Under the proposed measures, transfers into certain pension schemes could be automatically blocked where there are warning signs indicating savers are at risk of being defrauded. The move comes amid mounting concern over the exploitation of Small Self-Administered Schemes (SSAS), a type of occupational pension arrangement typically used by small businesses but which has been hijacked by fraudsters.
Government figures reveal that average losses linked to suspected SSAS pension scams have risen to £38,400 per victim. Ministers are consulting on a new safeguard that would trigger an immediate red flag where there is no discernible connection between a saver and the scheme they are looking to transfer their pension into.
The measure would enable trustees to halt transfers before funds leave a pension pot and potentially vanish altogether. Pensions Minister Torsten Bell said: “Pension scams can rip away not just people’s savings, but the retirement they are looking forward to. This Government is determined to stay one step ahead of criminals who seek to exploit savers.
“Too often we see fraudsters trying to trick workers into transferring their savings into bogus pensions. We are stepping in to automatically block transfers where the warning signs are flashing red.”
The DWP stated that pension scams continue to be amongst the most devastating types of financial fraud, with victims frequently losing their entire life savings and facing minimal chances of retrieving their money.
Simultaneously, ministers are also consulting on stripping away some of the red tape surrounding legitimate pension transfers following concerns that existing anti-scam regulations can delay genuine transactions.
The proposals represent part of a broader initiative to combat pension fraud, with the Government signalling that additional measures – including potential new legislation – may be introduced later this year.
Gaucho Rasmussen, executive director of enforcement and executive general counsel at The Pensions Regulator, stated: “Fraud wrecks lives – and tackling it demands strong, coordinated action. Through the Pension Scams Action Group, which TPR leads, we are working closely with the DWP, law enforcement, the pensions industry and other partners to identify emerging threats and stop fraudsters in their tracks.”

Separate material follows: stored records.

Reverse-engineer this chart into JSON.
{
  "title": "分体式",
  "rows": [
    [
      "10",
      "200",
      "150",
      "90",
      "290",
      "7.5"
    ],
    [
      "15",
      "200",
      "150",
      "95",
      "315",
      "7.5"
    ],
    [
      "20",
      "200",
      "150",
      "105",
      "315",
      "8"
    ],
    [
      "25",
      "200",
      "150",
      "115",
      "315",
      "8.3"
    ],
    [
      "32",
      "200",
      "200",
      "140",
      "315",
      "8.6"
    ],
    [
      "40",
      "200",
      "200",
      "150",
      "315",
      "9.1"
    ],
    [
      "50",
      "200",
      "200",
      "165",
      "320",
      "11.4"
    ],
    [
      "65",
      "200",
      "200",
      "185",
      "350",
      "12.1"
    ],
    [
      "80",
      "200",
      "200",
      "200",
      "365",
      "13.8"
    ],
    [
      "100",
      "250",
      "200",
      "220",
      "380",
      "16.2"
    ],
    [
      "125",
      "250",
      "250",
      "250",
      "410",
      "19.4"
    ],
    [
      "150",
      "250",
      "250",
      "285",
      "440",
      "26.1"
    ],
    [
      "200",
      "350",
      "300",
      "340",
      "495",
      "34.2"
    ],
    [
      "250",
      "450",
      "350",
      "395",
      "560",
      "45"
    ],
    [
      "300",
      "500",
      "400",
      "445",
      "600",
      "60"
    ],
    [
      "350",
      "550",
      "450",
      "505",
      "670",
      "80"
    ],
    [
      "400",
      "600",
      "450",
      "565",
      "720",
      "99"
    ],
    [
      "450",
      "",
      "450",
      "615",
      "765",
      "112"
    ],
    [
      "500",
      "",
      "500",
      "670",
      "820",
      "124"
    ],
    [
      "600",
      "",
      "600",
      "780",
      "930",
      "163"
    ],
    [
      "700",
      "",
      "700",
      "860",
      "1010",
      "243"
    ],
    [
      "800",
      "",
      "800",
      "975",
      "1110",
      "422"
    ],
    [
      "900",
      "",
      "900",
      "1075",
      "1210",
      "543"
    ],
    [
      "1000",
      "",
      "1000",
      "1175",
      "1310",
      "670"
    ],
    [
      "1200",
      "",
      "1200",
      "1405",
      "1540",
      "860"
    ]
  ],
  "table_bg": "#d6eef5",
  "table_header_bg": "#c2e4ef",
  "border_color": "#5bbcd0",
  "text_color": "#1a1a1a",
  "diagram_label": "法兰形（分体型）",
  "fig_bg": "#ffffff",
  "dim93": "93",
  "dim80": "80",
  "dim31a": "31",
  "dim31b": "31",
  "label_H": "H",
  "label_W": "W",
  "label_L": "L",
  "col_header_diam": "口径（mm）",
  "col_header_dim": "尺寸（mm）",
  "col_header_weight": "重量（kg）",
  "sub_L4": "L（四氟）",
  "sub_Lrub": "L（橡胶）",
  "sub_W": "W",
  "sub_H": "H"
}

The consultation comes after a review of pension transfer regulations brought in during 2021, which granted pension schemes authority to halt or decline transfers where scam indicators are detected. Concerns within the industry have increased in recent years regarding the risk of fraudsters exploiting SSAS arrangements to convince savers to transfer retirement funds into high-risk or fraudulent investments.
The Government stated the latest proposals aim to enhance protections while making it simpler for people conducting legitimate pension transfers to access their funds without undue delays.